In Bengal in particular, the addition of Suvendu Adhikari’s clan to its resources will make the BJP believe it can do really well in the 30 seats that poll on Saturday. The party had led in 20 of the 30 assembly segments here two years ago and had a vote share of over 46%, one of the few areas in the state where it bested the Trinamool.
Trinamool will hope that Mamata Banerjee contesting from Nandigram, which abuts the area, will give it a boost and dent its losses from 2016, when it won 27 of these seats. Much will also depend on how the Left, once the dominant force in these parts, fares. Between 2016 and 2019, its vote share collapsed from over 28% to just around 5% and it did not lead in a single assembly segment in 2019 just as in the rest of the state.

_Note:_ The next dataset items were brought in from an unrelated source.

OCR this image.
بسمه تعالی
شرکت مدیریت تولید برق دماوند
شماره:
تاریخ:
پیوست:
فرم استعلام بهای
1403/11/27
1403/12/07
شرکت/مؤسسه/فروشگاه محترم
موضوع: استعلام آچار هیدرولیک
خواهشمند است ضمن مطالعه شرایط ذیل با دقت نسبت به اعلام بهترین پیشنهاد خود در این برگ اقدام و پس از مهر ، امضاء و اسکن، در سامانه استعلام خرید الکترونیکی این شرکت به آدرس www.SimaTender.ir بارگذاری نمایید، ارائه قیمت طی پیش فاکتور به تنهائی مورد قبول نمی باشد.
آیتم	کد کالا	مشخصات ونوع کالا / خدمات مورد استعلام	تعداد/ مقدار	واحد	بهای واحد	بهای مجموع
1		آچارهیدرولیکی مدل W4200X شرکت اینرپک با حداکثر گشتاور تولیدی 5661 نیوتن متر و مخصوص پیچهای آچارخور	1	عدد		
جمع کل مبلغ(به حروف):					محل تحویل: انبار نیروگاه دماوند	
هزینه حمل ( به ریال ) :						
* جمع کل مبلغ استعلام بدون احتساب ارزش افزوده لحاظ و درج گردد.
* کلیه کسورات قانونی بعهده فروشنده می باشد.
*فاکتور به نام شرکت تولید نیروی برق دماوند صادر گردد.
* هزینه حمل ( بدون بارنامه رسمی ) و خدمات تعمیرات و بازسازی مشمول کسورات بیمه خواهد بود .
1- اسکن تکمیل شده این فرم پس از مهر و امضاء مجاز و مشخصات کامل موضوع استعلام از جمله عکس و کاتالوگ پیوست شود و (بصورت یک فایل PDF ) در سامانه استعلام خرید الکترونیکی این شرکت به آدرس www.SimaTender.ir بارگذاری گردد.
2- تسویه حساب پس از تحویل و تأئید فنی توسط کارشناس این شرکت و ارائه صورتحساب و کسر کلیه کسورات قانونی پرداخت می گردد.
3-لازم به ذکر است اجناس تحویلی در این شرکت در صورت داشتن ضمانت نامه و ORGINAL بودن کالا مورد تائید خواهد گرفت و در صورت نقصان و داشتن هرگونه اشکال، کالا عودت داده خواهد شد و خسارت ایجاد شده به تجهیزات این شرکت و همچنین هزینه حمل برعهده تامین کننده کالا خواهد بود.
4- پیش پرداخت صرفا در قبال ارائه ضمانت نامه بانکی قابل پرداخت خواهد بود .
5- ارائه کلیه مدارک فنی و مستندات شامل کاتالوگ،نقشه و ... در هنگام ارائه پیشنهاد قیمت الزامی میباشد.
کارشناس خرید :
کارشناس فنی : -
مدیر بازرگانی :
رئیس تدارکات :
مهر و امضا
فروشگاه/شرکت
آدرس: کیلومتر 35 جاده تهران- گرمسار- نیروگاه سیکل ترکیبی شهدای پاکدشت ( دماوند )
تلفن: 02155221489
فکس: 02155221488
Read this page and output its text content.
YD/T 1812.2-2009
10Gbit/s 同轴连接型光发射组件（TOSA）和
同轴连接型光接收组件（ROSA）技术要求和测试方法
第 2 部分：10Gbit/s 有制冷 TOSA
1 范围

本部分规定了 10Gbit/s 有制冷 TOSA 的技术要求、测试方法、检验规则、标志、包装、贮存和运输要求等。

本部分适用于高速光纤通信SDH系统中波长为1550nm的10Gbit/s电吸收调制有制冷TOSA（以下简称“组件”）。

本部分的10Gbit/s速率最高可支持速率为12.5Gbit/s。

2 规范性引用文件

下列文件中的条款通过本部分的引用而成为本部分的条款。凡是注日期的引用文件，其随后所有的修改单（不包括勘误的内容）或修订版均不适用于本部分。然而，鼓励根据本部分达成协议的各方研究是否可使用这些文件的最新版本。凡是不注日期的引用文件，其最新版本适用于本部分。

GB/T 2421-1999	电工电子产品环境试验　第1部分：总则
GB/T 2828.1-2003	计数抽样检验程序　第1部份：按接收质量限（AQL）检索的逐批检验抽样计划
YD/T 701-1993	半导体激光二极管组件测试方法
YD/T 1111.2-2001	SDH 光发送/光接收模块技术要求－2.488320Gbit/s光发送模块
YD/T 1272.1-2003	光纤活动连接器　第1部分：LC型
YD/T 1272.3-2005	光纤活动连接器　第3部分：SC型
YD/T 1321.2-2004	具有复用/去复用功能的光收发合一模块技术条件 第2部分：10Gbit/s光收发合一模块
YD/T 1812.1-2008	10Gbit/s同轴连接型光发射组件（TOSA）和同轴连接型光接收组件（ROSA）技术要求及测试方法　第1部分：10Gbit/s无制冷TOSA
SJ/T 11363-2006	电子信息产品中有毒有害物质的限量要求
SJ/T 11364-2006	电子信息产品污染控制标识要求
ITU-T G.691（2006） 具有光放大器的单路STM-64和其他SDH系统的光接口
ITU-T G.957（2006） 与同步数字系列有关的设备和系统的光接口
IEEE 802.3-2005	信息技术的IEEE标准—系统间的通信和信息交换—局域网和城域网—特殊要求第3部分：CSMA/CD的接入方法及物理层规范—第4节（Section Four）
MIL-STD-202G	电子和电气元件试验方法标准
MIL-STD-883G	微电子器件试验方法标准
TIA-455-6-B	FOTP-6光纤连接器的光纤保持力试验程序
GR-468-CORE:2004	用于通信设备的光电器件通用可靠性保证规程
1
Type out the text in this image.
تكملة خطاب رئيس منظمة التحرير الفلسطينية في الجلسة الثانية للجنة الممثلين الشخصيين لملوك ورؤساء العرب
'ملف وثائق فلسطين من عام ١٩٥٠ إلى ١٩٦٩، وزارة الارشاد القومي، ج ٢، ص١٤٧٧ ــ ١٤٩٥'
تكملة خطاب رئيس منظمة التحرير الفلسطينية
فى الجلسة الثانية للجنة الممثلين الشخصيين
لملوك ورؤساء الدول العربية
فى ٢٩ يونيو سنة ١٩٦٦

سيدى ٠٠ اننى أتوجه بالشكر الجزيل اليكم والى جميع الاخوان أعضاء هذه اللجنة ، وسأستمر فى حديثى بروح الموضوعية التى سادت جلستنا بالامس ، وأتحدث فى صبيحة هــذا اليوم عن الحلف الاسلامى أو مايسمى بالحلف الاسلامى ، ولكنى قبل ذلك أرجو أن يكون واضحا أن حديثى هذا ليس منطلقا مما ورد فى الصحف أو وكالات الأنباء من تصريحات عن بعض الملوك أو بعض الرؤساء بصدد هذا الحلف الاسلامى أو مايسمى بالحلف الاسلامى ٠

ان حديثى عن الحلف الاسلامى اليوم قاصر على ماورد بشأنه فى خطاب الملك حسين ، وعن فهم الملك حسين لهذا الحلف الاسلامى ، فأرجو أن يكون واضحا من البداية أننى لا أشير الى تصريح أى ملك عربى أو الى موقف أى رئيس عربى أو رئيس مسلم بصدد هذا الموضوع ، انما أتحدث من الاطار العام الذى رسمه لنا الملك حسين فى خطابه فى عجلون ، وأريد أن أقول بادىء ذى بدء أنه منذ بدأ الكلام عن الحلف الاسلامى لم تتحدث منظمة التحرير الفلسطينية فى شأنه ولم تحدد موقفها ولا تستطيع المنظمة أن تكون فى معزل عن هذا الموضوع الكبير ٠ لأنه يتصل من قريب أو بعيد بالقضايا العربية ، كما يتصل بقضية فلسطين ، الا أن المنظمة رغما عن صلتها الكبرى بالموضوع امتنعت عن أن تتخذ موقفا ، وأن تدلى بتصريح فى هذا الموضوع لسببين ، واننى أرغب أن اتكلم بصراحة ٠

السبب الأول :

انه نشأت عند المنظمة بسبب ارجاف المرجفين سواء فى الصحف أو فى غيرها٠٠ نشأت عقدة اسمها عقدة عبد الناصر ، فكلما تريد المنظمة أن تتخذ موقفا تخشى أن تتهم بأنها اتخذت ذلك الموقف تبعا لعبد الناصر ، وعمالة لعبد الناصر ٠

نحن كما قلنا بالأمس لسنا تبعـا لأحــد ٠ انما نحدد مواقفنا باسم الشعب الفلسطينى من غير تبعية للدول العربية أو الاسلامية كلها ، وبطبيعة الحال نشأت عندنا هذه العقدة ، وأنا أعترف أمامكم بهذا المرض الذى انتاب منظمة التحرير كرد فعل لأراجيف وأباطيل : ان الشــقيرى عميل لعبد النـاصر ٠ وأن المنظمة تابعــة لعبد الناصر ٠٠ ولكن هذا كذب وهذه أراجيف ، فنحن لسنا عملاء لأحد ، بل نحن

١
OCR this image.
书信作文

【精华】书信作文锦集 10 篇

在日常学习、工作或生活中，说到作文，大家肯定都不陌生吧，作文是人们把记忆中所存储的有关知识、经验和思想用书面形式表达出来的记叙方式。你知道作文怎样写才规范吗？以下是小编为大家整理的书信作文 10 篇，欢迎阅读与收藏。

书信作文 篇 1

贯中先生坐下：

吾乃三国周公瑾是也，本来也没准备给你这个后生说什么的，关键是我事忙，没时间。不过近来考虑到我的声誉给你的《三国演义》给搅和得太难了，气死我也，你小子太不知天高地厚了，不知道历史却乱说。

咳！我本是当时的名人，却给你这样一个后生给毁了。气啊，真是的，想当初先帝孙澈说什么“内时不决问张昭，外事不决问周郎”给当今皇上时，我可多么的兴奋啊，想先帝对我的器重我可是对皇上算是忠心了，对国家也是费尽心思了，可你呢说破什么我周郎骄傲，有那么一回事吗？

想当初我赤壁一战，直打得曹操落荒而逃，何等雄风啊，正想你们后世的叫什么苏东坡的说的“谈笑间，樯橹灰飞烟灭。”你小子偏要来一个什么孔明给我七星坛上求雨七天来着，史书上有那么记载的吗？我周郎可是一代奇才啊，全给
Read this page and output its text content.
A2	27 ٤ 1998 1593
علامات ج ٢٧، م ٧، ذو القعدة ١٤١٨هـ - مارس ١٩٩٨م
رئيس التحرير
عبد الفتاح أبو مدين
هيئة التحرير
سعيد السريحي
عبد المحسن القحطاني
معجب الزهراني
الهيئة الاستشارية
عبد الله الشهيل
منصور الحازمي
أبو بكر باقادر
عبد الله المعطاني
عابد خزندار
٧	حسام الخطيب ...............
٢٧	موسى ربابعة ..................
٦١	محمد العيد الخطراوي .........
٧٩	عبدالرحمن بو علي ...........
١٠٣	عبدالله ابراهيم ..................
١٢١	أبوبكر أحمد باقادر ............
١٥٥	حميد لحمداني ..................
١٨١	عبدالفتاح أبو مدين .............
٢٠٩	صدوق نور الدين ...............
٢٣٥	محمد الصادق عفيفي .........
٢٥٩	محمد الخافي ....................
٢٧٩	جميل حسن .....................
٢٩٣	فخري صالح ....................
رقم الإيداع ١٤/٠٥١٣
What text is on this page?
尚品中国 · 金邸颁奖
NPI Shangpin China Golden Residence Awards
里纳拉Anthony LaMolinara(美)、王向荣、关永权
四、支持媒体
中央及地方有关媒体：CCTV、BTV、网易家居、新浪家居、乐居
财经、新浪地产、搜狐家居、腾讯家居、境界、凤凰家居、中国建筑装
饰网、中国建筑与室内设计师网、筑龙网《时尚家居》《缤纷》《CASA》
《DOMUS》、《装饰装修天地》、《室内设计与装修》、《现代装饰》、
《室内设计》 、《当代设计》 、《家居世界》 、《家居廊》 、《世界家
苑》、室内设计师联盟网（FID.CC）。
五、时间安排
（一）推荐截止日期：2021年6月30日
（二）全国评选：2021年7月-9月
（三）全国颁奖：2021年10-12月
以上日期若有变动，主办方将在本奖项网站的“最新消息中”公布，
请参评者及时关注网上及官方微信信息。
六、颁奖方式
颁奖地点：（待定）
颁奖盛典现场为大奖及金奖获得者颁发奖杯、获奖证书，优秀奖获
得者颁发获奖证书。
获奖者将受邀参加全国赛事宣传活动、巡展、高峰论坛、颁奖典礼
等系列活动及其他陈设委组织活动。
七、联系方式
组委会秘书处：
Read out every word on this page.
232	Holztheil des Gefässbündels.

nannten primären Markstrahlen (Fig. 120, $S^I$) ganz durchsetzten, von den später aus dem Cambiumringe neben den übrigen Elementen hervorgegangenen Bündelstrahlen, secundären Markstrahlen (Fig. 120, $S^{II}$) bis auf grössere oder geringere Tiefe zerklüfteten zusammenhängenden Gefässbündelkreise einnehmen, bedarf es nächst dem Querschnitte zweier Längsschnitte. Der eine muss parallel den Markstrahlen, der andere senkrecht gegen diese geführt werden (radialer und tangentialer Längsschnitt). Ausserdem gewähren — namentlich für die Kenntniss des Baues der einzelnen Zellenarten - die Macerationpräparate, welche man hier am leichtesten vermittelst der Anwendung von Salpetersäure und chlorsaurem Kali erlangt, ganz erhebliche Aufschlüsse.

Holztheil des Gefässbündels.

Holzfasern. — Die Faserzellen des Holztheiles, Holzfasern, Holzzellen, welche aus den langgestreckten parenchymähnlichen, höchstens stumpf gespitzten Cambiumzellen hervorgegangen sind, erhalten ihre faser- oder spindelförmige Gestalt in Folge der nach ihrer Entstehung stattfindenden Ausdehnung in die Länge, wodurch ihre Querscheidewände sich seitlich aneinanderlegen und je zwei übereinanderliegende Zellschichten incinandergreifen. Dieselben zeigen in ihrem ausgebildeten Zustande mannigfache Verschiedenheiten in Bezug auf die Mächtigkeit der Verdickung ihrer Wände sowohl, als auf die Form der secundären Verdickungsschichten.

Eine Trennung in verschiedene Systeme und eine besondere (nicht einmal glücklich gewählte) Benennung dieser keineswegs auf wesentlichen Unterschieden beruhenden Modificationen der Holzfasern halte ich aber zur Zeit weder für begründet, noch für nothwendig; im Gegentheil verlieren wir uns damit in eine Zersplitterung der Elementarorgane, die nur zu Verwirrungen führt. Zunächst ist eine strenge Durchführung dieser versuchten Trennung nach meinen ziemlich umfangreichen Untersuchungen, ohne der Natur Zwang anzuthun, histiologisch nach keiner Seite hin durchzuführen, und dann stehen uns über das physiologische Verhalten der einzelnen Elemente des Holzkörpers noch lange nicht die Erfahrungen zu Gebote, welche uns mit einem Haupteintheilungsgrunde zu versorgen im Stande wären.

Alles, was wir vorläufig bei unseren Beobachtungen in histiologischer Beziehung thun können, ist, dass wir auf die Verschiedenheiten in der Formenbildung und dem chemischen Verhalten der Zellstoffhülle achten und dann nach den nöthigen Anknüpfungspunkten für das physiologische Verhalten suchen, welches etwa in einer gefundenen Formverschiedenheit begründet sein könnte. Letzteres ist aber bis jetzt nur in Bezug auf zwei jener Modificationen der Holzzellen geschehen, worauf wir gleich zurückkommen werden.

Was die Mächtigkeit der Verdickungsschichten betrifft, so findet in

In Assam, the area that polls on Saturday would see Congress almost singlehandedly having to take on BJP and AGP, smaller partners in both alliances having relatively little role in the upper Assam belt. Congress will hope that the CAA issue will adversely affect the ruling alliance here, unlike in some other parts of the state, but whether that happens is a moot question.
BJP has been wary of raising the issue in the state but has reason to believe it may not matter as much as the opposition hopes it will. At stake for BJP is also the push for achieving a majority on its own in the state assembly. If that is to happen, it must ensure it does not lose ground from 2016, when it won 27 seats, even if it can’t repeat the 2019 performance of 34 leads.